Leading a Social Movement Unit

This semester students in our class working in leadership teams will select, research, develop and lead two week intensive investigations of specific social movements and teaching of their literature.

Your goal is to prepare other members of the seminar to be able to teach a unit on the literature of the social movement you have selected, and to have seminar members prepare a porfolio of resources, teaching ideas, and teaching materials that can be made available online to teachers who might like to use them.

During those two week of the class your group will have responsibity for assigning reading and writing and leading seminar meetings. Obviously, doing the research, planning, and teaching will be a substantial, collaborative, and exciting undertaking.

During each unit I think the seminar should learn: 1) Some history and analysis of the the movement, why and how did people join, what strategies did they use; 2) Read literature of the movement; and, 3) Consider how to teach about the movement and develop some teaching materials and resources.

Hold high expectations and ask us to do significant reading and writing.

It is completely appropriate to ask seminar members to purchase books and do significant reading online. I think paper is usually better to read; we can copy articles.

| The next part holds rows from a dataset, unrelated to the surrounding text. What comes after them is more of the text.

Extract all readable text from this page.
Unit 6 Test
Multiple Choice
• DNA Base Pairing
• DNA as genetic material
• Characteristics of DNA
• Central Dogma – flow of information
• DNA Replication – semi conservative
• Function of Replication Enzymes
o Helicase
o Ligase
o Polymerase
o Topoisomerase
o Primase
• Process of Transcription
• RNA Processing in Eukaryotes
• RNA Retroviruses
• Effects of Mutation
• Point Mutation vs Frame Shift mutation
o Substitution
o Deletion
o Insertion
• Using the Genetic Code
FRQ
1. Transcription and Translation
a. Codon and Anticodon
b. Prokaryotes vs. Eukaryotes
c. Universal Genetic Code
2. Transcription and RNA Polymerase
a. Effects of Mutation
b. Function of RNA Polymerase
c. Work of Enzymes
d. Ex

When it comes to writing, members of the seminar have much expertise and a range of backgrounds and intersts. Try to draw on those. I am intrigued by the advances in generative AI and am experimenting in my teaching with all kinds of AI writing assignments and helping students learn to use well and critically reflect on ChatGPT. AI generated texts can be played with, revised, rewritten, and can ease experimentation with less familiar genres. Of course, I require students who use an AI program to include a statement about how they used it with any assignment for credit.

I suggest that group leaders ask seminar participants to undertake three different kinds of writing:

Creative - students try their hand at creating literature that could have been used, or could be used, by the movement.

Analytical - analyze how movement literature works.

Pedagogial - create materials for teaching.

Students in the seminar that are not leading but are doing the reading and writing that you assign, and, of course contributing to the discussions, will have their work counted by me as part of their "class participation grade."

At the end of the weeks you teach you will write a self-evaluation of how the unit was organized, how you contributed to and led the unit, and give yourself a grade for unit leadership. (If I am uncomfortable with the grade you propose I will talk with you about it.